Imagine being so lazy that it endangers your own children 😟.

I also think it's really sad that he is on his phone so much when meant to be watching them, just because it's a really sad message he is giving them. ie uninterested.

I don't blame you for getting cross. Is he pretty rubbish generally? Can you try to get through to him that parenting does involve sacrifice and work??

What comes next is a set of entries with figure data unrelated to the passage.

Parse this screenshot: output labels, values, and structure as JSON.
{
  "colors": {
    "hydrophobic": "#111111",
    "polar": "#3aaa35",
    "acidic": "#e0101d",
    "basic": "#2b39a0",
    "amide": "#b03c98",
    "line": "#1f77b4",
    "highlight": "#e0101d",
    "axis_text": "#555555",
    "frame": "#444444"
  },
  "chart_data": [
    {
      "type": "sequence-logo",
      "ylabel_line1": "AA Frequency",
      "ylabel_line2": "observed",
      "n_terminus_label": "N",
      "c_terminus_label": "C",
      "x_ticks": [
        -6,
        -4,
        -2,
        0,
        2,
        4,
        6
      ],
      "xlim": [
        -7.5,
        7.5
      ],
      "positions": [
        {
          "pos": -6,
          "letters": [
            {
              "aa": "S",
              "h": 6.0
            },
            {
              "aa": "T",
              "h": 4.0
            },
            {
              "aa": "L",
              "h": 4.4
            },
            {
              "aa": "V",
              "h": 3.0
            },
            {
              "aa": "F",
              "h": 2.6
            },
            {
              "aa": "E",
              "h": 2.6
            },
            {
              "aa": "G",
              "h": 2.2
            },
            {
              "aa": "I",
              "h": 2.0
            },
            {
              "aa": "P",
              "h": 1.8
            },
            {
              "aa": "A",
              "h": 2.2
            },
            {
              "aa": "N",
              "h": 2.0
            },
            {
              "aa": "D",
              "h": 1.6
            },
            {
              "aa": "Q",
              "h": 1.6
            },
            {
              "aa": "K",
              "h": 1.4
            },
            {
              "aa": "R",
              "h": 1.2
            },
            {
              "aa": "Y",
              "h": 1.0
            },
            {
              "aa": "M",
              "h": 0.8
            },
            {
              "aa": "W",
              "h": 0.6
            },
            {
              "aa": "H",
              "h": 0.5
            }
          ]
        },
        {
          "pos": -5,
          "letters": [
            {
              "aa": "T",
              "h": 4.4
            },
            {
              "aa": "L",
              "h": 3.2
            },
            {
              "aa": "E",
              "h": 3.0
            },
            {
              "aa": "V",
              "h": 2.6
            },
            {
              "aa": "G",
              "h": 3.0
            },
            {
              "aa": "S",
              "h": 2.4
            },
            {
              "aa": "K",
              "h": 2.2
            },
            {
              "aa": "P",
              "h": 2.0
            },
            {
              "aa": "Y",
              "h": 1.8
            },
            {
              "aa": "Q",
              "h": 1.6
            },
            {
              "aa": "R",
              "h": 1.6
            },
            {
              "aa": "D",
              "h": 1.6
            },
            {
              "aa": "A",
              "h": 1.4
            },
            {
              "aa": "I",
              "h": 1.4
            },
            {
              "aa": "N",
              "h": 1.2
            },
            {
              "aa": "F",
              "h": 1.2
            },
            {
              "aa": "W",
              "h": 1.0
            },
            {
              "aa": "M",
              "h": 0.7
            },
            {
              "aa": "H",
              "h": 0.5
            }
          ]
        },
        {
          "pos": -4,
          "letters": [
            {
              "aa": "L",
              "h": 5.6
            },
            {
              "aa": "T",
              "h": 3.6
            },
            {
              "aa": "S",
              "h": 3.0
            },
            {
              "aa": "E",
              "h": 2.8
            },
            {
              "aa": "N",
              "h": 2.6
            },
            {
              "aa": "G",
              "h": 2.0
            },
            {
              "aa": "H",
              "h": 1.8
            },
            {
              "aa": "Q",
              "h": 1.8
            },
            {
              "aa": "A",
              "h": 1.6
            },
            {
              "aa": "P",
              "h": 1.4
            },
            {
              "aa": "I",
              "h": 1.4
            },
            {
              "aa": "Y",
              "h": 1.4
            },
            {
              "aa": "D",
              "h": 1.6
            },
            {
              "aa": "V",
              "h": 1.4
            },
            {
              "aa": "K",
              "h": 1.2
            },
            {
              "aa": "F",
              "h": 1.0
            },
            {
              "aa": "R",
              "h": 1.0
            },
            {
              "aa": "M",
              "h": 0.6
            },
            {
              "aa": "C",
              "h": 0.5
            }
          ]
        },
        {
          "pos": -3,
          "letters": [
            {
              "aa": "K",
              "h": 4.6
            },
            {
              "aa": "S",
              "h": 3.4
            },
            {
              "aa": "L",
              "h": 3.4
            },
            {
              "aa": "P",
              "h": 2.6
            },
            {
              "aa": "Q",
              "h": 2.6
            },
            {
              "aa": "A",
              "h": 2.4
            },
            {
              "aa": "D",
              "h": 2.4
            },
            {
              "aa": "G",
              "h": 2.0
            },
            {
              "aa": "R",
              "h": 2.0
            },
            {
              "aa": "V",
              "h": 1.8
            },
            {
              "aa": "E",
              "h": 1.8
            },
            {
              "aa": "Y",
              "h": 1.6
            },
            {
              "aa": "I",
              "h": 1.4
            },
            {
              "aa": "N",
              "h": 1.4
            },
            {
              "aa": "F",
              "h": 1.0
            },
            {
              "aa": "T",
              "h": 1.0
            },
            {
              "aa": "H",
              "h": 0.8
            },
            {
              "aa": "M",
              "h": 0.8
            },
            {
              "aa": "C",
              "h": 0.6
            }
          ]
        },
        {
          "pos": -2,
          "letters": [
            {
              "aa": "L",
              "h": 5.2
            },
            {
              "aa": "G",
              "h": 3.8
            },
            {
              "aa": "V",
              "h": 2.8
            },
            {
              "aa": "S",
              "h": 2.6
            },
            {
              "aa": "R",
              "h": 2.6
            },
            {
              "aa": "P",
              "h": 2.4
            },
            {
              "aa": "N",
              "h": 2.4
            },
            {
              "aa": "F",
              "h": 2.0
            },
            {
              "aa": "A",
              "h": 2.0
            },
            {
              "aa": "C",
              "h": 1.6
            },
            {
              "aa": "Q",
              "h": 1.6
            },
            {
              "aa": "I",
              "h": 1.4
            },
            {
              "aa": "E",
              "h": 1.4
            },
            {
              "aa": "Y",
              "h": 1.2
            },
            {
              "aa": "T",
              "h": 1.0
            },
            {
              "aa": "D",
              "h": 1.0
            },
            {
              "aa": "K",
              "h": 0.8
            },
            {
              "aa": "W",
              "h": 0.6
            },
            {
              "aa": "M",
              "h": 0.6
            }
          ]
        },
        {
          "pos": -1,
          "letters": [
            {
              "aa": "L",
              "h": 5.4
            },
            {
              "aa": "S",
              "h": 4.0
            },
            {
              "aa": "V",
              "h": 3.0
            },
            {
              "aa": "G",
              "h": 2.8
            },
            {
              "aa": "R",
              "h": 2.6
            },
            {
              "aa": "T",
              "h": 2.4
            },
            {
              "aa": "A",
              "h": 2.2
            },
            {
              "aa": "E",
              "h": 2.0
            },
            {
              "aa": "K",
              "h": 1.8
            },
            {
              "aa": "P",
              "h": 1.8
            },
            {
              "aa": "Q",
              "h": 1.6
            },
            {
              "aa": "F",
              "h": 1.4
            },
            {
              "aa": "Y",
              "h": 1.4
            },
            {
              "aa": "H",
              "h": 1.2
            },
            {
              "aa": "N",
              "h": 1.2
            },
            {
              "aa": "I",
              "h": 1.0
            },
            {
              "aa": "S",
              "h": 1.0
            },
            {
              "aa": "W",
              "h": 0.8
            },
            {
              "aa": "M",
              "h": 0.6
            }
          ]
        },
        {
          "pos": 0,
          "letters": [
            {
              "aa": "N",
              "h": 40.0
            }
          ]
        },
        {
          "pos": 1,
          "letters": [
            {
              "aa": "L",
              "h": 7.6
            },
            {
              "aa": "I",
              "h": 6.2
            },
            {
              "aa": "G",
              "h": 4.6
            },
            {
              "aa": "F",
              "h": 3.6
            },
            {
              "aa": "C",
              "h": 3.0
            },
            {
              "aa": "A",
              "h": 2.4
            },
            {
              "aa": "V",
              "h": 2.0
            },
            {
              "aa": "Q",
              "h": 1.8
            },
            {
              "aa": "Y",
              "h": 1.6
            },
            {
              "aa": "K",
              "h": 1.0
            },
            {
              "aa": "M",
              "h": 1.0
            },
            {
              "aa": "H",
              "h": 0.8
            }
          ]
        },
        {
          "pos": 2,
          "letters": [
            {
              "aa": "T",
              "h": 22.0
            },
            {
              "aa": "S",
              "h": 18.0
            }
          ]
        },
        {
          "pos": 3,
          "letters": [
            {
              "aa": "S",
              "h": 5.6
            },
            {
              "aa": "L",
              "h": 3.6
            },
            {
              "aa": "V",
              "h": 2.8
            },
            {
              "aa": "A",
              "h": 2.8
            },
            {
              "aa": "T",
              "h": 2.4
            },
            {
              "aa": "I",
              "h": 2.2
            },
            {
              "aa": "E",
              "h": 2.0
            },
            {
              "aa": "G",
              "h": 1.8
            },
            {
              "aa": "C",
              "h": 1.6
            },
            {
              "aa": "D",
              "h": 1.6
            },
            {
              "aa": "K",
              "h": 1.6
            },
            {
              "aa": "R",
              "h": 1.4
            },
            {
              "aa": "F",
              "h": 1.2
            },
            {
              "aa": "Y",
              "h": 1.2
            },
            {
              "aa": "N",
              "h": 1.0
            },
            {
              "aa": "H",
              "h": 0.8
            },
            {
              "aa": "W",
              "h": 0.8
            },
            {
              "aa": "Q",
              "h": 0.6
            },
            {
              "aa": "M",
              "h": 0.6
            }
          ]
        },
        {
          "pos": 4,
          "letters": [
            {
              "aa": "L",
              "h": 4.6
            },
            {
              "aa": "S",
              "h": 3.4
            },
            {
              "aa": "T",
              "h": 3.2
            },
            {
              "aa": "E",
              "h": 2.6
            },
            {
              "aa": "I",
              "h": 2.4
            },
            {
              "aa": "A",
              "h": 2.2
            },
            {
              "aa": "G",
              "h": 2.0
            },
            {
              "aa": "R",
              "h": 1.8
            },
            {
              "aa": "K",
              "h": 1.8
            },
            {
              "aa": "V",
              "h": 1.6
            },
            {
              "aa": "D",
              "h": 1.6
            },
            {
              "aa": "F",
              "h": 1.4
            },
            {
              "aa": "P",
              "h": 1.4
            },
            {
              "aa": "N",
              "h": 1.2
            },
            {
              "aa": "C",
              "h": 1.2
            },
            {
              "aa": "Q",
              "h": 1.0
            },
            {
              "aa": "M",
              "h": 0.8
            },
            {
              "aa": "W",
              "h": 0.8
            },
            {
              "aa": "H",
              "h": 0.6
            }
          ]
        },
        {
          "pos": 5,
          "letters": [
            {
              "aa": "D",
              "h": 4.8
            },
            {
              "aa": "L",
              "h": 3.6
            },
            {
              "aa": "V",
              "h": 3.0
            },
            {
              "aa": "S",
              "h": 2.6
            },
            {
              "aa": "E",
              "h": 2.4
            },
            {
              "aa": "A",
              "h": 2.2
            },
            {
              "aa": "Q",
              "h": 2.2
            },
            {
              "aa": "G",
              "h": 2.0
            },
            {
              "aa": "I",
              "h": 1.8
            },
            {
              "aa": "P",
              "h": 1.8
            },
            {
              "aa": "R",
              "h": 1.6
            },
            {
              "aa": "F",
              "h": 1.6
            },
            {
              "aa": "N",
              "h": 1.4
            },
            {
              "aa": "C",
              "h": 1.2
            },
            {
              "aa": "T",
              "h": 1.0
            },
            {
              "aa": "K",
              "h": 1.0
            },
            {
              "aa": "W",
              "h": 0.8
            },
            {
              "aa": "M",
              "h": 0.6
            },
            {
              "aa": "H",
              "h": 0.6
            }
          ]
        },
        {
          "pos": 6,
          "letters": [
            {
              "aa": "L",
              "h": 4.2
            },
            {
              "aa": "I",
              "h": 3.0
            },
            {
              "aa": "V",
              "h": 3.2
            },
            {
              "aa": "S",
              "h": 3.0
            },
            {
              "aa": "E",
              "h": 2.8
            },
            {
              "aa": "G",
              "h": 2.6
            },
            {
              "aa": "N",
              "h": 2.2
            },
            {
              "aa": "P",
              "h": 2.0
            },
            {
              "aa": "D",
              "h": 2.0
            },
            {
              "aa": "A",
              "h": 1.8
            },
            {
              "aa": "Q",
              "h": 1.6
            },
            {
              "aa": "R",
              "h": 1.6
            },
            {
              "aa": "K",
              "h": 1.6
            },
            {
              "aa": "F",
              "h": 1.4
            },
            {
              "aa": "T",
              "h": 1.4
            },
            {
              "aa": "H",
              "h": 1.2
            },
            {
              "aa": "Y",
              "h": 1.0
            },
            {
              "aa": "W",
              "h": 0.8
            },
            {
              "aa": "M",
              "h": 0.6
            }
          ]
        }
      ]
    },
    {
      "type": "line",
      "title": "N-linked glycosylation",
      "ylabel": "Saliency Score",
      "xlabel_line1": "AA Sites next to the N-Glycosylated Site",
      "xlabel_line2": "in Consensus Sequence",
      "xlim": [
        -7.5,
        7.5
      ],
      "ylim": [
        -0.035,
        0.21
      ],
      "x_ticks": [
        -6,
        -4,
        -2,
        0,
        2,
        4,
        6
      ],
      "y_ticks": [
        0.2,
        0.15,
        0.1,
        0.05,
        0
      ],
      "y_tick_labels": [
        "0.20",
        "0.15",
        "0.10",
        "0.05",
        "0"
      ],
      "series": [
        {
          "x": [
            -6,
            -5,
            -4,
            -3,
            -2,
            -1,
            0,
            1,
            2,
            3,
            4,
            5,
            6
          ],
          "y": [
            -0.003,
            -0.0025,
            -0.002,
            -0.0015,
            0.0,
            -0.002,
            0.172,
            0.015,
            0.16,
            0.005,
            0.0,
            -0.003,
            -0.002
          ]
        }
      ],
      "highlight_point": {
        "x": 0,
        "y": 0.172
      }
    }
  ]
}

WhoSaidWhat123 · 04/03/2024 21:01

@Chamomileteaplease he is up and down. There are times where he is very, very lazy. I will have a breakdown because I’m struggling with it all (as I also work and study too), and then he’ll feel really guilty and he gets upset seeing me upset (he’ll also mope around), and then he’ll be more hands on, more present. But he’ll just slip back in to bad habits. He hates the repetitiveness of tidying toys, doing dishes. But that’s just life isn’t it! Unless he wants to live in a mess (which he definitely would), and I do most of the cleaning anyway!

OP posts:
Aquamarine1029 · 04/03/2024 21:56

You basically have three children, and sadly one will never grow up.

Hate to be the bearer of bad news, but your marriage is never, ever going to go the distance. You already resent this man. He lacks respect and consideration for you, and that is always a marriage-killer.